Однажды после завтрака она услышала, что какой-то голландец разговаривает с ним в коридоре по-немецки. Она смотрела на обоих мужчин, и тот, с проседью, это, кажется, заметил, взглянул в ее сторону и словно бы ее не увидел, будто она была прозрачная. Впрочем, немудрено не заметить бледную, с искаженным болью лицом женщину, да еще изуродованную больничной пижамой и халатом. К тому же ее кудрявые рыжие волосы свалялись от долгого лежания. Бессознательно вороша это воронье гнездо у себя на голове, Светлана вслушивалась в немецкую речь: по-немецки она читала и говорила с четырех лет, мама настояла на воспитательнице-немке. Мужчины удалялись по коридору, но она успела еще услышать, как голландец сказал: «У нас не принято так тесно общаться с семьей, как в Индии».
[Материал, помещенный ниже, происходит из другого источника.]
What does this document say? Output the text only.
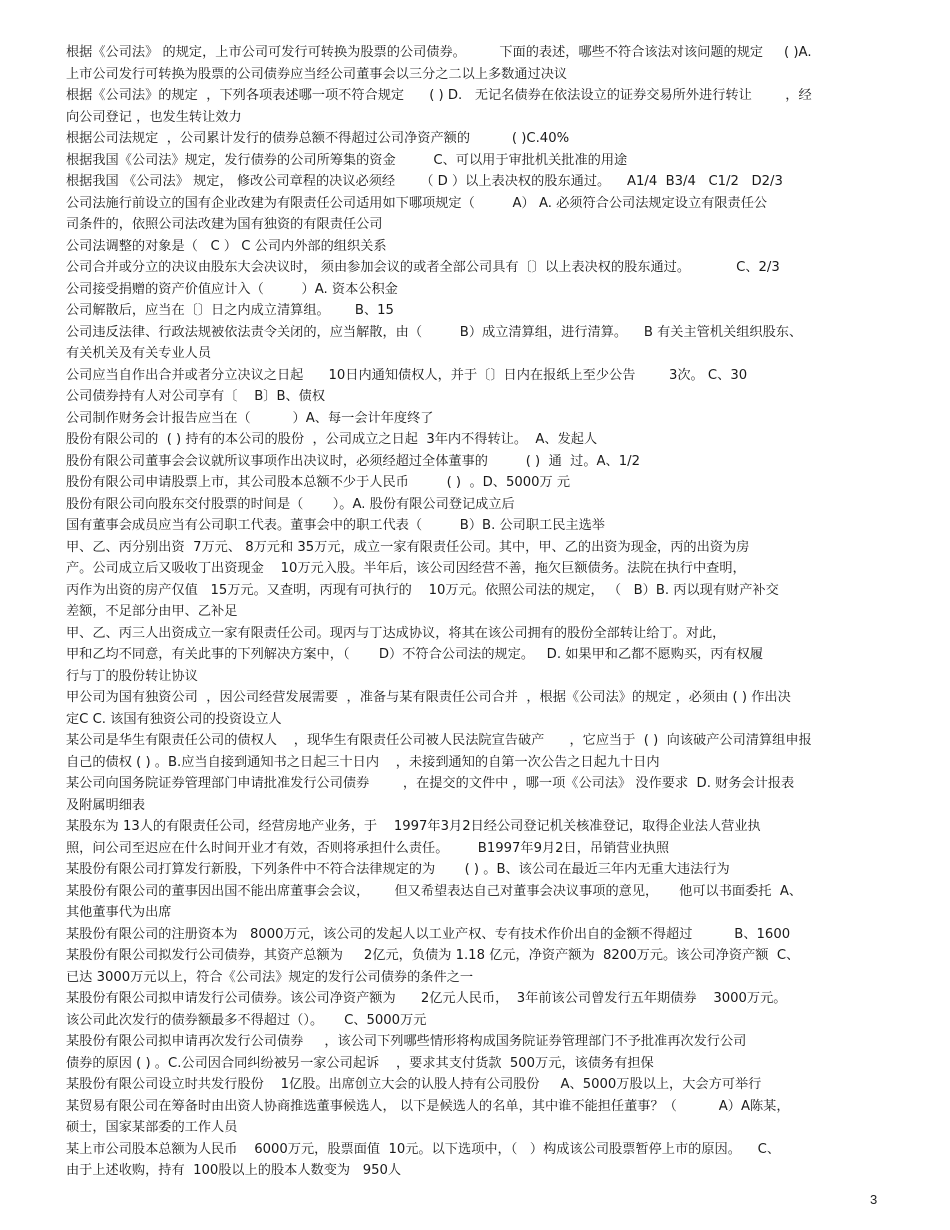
根据《公司法》 的规定，上市公司可发行可转换为股票的公司债券。        下面的表述，哪些不符合该法对该问题的规定     ( )A.
上市公司发行可转换为股票的公司债券应当经公司董事会以三分之二以上多数通过决议
根据《公司法》的规定  ，下列各项表述哪一项不符合规定      ( ) D.   无记名债券在依法设立的证券交易所外进行转让        ，经
向公司登记 ，也发生转让效力
根据公司法规定  ，公司累计发行的债券总额不得超过公司净资产额的          ( )C.40%
根据我国《公司法》规定，发行债券的公司所筹集的资金         C、可以用于审批机关批准的用途
根据我国 《公司法》 规定， 修改公司章程的决议必须经      （ D ）以上表决权的股东通过。    A1/4  B3/4   C1/2   D2/3
公司法施行前设立的国有企业改建为有限责任公司适用如下哪项规定（         A） A. 必须符合公司法规定设立有限责任公
司条件的，依照公司法改建为国有独资的有限责任公司
公司法调整的对象是（   C ） C 公司内外部的组织关系
公司合并或分立的决议由股东大会决议时， 须由参加会议的或者全部公司具有〔〕以上表决权的股东通过。           C、2/3
公司接受捐赠的资产价值应计入（         ）A. 资本公积金
公司解散后，应当在〔〕日之内成立清算组。      B、15
公司违反法律、行政法规被依法责令关闭的，应当解散，由（         B）成立清算组，进行清算。    B 有关主管机关组织股东、
有关机关及有关专业人员
公司应当自作出合并或者分立决议之日起      10日内通知债权人，并于〔〕日内在报纸上至少公告        3次。 C、30
公司债券持有人对公司享有〔    B〕B、债权
公司制作财务会计报告应当在（          ）A、每一会计年度终了
股份有限公司的  ( ) 持有的本公司的股份  ，公司成立之日起  3年内不得转让。  A、发起人
股份有限公司董事会会议就所议事项作出决议时，必须经超过全体董事的         ( )  通  过。A、1/2
股份有限公司申请股票上市，其公司股本总额不少于人民币         ( )  。D、5000万 元
股份有限公司向股东交付股票的时间是（       ）。A. 股份有限公司登记成立后
国有董事会成员应当有公司职工代表。董事会中的职工代表（         B）B. 公司职工民主选举
甲、乙、丙分别出资  7万元、 8万元和 35万元，成立一家有限责任公司。其中，甲、乙的出资为现金，丙的出资为房
产。公司成立后又吸收丁出资现金    10万元入股。半年后，该公司因经营不善，拖欠巨额债务。法院在执行中查明，
丙作为出资的房产仅值   15万元。又查明，丙现有可执行的    10万元。依照公司法的规定， （   B）B. 丙以现有财产补交
差额，不足部分由甲、乙补足
甲、乙、丙三人出资成立一家有限责任公司。现丙与丁达成协议，将其在该公司拥有的股份全部转让给丁。对此，
甲和乙均不同意，有关此事的下列解决方案中，（       D）不符合公司法的规定。   D. 如果甲和乙都不愿购买，丙有权履
行与丁的股份转让协议
甲公司为国有独资公司  ，因公司经营发展需要  ，准备与某有限责任公司合并  ，根据《公司法》的规定 ，必须由 ( ) 作出决
定C C. 该国有独资公司的投资设立人
某公司是华生有限责任公司的债权人    ，现华生有限责任公司被人民法院宣告破产      ，它应当于  ( )  向该破产公司清算组申报
自己的债权 ( ) 。B.应当自接到通知书之日起三十日内    ，未接到通知的自第一次公告之日起九十日内
某公司向国务院证券管理部门申请批准发行公司债券        ，在提交的文件中 ，哪一项《公司法》 没作要求  D. 财务会计报表
及附属明细表
某股东为 13人的有限责任公司，经营房地产业务，于    1997年3月2日经公司登记机关核准登记，取得企业法人营业执
照，问公司至迟应在什么时间开业才有效，否则将承担什么责任。       B1997年9月2日，吊销营业执照
某股份有限公司打算发行新股，下列条件中不符合法律规定的为       ( ) 。B、该公司在最近三年内无重大违法行为
某股份有限公司的董事因出国不能出席董事会会议，      但又希望表达自己对董事会决议事项的意见，     他可以书面委托  A、
其他董事代为出席
某股份有限公司的注册资本为   8000万元，该公司的发起人以工业产权、专有技术作价出自的金额不得超过          B、1600
某股份有限公司拟发行公司债券，其资产总额为     2亿元，负债为 1.18 亿元，净资产额为  8200万元。该公司净资产额  C、
已达 3000万元以上，符合《公司法》规定的发行公司债券的条件之一
某股份有限公司拟申请发行公司债券。该公司净资产额为      2亿元人民币，  3年前该公司曾发行五年期债券    3000万元。
该公司此次发行的债券额最多不得超过（）。     C、5000万元
某股份有限公司拟申请再次发行公司债券     ，该公司下列哪些情形将构成国务院证券管理部门不予批准再次发行公司
债券的原因 ( ) 。C.公司因合同纠纷被另一家公司起诉    ，要求其支付货款  500万元，该债务有担保
某股份有限公司设立时共发行股份    1亿股。出席创立大会的认股人持有公司股份     A、5000万股以上，大会方可举行
某贸易有限公司在筹备时由出资人协商推选董事候选人， 以下是候选人的名单，其中谁不能担任董事？（          A）A陈某，
硕士，国家某部委的工作人员
某上市公司股本总额为人民币    6000万元，股票面值  10元。以下选项中，（   ）构成该公司股票暂停上市的原因。    C、
由于上述收购，持有  100股以上的股本人数变为   950人
3
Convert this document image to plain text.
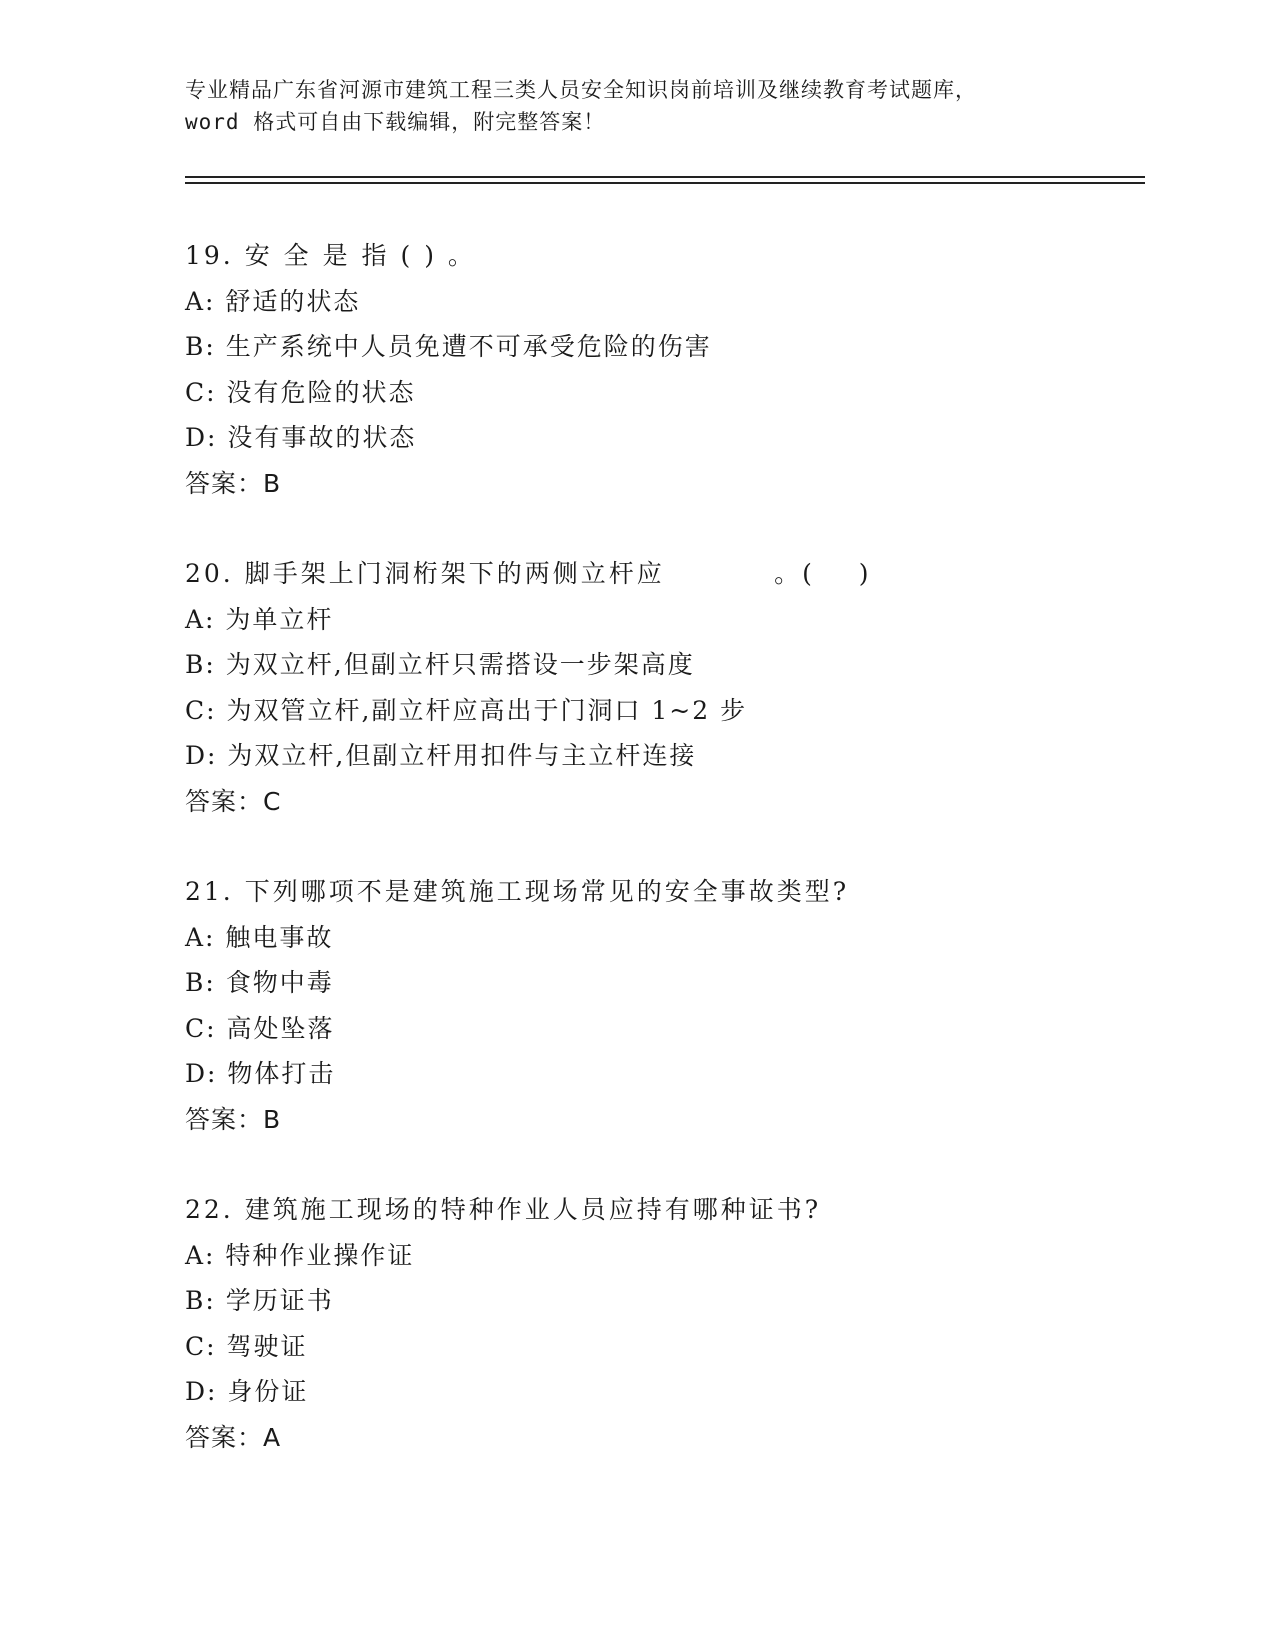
专业精品广东省河源市建筑工程三类人员安全知识岗前培训及继续教育考试题库，
word 格式可自由下载编辑，附完整答案！
19. 安 全 是 指 ( ) 。
A: 舒适的状态
B: 生产系统中人员免遭不可承受危险的伤害
C: 没有危险的状态
D: 没有事故的状态
答案：B
20. 脚手架上门洞桁架下的两侧立杆应          。(    )
A: 为单立杆
B: 为双立杆,但副立杆只需搭设一步架高度
C: 为双管立杆,副立杆应高出于门洞口 1~2 步
D: 为双立杆,但副立杆用扣件与主立杆连接
答案：C
21. 下列哪项不是建筑施工现场常见的安全事故类型?
A: 触电事故
B: 食物中毒
C: 高处坠落
D: 物体打击
答案：B
22. 建筑施工现场的特种作业人员应持有哪种证书?
A: 特种作业操作证
B: 学历证书
C: 驾驶证
D: 身份证
答案：A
От изумления она чуть не поперхнулась; вот неожиданность: она изучает индийскую литературу и историю, философию индуизма, а ее сосед по столовой — индиец.
Она стала готовиться к тому, как спросит его: пожалуйста, расскажите, что вы думаете о Ганди? Вы знаете автора его биографии? Несколько раз она это уже чуть было не выпалила. Вопросы заготовила на английском. Но когда наступал подходящий момент, они сразу казались ей смешными и наивными, либо к индийцу подходил с разговорами кто-нибудь из иностранцев.
Глаза у индийца были большие и лучистые, такие в санскритской поэзии сравнивают с лотосом (она улыбнулась, представив себе два лотоса, растущие из глазниц), орлиный нос (крюк, смеялась она про себя), смуглая кожа, совсем не как у русских. Уж не придумала ли она себе этакого сказочного героя? К тридцати семи годам Светлана хорошо осознавала, что склонна смотреть на жизнь сквозь розовые очки, выдумывать мир своей мечты, приукрашивать неизвестное. А когда загадка разгадана, возвращаться с небес на землю, в грязь и пыль. Индиец был для нее в новинку, и Светлана разрисовывала его, как в детской раскраске: глаза черным карандашом и слегка желтым, чтобы добавить огня, губы — коричневым с розовым, теперь щеки… та-а-ак!